I remember The Big Hoom telling us, ‘She looked like I’d dropped a snake into her lap.’
‘It was all too much money,’ said Em. ‘My only impulse was to go out and spend all of it.’
But she didn’t. For years, she handed over everything she earned to her mother and then to her husband. When she started giving all her money to Augustine, she found she had to steal it back. And she did so, with his knowledge and unwilling consent, until she broke down and could no longer go to work.
‘He made me resign,’ she would say angrily. ‘Or I might still have had my job to fall back on.’
‘Stop talking rot,’ Susan or I would say. For The Big Hoom said nothing. He knew what we realized much later: the Consulate had allowed her to resign when she started adding her own, and very alarming, comments to diplomatic reports. ‘Personal interpolations’, they called them. I loved that phrase and when I used it, aged eight or thereabouts, Em could still laugh though the joke was on her.
• • •
Even on the single salary that The Big Hoom brought home, we should have had a better life, materially, than we did. I think The Big Hoom, before he was The Big Hoom, had plans for all of us. Em’s illness forced him to rewrite them. We ate well and we had as many books as we wanted. But nothing else was given. No servants. No refrigerator. A television, in any case, was a luxury for the middle classes.
From time to time, we would petition for a fridge, especially when we returned from the home of someone who had one. How effortlessly cold things were served. How easily a meal could be put together from this and that and these and those, all on separate levels, all in separate containers, all sealed away for the future.
‘Why do we need a fridge?’ The Big Hoom would ask rhetorically. ‘We have the city’s best market next to us. We eat our food fresh.’
‘But what about keeping things in the fridge?’ Susan said.
‘Like pedas,’ I said. ‘Remember how your office sent us that huge box?’
‘And do you remember how long it lasted?’ he asked. Susan laughed ruefully. Em chuckled too.
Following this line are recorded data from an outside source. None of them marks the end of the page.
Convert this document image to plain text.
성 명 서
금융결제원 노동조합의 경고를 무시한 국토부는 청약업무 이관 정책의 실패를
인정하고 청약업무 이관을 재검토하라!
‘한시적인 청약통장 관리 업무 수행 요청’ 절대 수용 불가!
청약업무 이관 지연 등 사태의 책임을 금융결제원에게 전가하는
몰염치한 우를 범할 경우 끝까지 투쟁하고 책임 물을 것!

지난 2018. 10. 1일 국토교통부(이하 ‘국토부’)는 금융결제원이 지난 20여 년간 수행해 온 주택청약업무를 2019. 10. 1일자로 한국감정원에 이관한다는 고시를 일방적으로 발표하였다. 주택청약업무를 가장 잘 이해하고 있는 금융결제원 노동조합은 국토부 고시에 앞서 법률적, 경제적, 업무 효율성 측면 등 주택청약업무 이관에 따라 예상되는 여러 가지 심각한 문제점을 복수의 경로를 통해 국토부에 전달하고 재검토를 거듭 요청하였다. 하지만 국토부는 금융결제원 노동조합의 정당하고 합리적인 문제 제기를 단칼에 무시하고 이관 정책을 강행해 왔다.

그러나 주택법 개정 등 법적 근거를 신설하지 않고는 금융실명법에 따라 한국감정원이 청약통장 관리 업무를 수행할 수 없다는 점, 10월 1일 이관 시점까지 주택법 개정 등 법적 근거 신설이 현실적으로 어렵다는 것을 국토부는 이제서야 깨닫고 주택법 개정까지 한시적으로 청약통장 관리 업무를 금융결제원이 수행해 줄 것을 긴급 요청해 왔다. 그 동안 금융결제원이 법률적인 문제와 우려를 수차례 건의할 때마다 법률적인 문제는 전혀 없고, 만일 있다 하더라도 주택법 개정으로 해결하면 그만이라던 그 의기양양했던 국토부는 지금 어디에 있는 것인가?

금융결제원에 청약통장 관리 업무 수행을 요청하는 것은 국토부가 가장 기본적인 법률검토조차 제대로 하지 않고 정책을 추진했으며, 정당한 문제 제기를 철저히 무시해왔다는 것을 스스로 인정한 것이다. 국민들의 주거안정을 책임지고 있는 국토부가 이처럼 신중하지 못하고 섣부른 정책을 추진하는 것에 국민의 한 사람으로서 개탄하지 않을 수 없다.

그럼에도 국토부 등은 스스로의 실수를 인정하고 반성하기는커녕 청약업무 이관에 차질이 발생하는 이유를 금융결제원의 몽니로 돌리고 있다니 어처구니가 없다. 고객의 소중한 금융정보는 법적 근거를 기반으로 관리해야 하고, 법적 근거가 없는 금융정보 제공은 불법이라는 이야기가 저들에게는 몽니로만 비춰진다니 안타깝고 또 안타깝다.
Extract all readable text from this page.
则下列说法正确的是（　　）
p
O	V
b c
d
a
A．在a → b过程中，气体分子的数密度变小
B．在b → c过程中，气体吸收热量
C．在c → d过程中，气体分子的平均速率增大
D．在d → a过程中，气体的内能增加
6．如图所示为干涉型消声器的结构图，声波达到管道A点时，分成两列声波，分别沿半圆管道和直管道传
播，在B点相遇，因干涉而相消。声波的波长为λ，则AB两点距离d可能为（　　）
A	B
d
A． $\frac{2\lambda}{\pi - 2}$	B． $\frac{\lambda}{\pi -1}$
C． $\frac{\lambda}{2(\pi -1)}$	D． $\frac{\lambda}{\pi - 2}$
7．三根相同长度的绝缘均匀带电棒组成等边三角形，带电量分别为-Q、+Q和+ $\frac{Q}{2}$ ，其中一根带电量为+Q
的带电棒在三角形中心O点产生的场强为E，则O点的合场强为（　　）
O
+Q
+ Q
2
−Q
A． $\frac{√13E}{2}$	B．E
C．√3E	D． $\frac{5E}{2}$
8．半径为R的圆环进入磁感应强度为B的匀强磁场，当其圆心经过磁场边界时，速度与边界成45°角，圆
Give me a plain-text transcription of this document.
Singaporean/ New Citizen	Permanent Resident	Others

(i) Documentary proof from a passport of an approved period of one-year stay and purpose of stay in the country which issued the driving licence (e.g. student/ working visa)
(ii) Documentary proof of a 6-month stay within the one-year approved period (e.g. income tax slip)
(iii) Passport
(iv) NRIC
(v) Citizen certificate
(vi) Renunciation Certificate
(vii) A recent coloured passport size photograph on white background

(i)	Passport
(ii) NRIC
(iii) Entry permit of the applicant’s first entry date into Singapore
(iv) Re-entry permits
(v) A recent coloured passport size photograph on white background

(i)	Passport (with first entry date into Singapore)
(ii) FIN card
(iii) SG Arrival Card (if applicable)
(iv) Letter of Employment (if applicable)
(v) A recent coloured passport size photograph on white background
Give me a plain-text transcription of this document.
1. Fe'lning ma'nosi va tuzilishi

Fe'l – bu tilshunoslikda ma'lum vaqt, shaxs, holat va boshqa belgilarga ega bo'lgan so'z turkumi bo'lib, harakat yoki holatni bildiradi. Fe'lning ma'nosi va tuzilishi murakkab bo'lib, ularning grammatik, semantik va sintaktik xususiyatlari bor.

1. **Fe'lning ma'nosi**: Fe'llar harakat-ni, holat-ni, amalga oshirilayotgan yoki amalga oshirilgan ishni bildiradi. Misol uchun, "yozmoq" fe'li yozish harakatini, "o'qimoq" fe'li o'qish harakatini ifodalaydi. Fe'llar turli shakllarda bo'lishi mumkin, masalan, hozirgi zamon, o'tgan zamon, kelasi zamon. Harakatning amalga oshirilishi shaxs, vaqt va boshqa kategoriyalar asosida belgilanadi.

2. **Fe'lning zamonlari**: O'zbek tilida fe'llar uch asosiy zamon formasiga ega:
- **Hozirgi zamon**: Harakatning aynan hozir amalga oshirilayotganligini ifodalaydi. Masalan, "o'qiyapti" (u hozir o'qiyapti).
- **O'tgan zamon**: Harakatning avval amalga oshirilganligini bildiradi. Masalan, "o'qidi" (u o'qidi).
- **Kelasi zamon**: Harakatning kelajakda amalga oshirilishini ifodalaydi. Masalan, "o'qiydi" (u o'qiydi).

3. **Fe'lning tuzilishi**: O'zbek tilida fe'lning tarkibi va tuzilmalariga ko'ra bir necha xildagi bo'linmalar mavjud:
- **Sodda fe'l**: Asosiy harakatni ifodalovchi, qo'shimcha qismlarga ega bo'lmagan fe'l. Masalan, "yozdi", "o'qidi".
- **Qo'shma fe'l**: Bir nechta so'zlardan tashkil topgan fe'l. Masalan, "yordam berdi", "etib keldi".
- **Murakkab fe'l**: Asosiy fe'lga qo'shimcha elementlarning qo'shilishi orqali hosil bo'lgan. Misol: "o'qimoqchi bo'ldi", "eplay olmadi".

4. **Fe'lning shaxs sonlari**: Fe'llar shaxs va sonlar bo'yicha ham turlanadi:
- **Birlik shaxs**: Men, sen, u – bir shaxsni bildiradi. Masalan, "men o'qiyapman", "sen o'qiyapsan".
‘Gosh, I had a leaky bum for days after that.’
‘Chhee,’ I said and Susan said and even The Big Hoom made a sound of displeasure. But we knew that the phrase was now enshrined in Em’s vocabulary. She would use it whenever diarrhoea surfaced in anyone’s life.
So we had the market, we had fresh food, and for everything that was left over, there was Em.
‘Except for doodhi,’ she reminded me, the friendly spectre at my shoulder. ‘And elaichi-flavoured Horlicks. I couldn’t stand that. But if we’re talking about food and eating, you must never forget the tale of the sweet fugya.’
Of course. It isn’t easily forgotten. There was a time when Em hadn’t slept for three days, except for short catnaps, during which she would drop half-smoked beedis on the floor. The flat swelled and trembled with the fever of her restless energy and unending chatter. Then one afternoon, halfway through lunch, it all caught up with her.
‘I’m going to take a nap,’ she said and we heaved a sigh of relief. She went off to sleep, and her body took its revenge. She slept for sixteen hours, straight, during which one of us would drip some water on her lips every four hours or so.
Then she woke up, much refreshed and ready to roister again. And began chewing.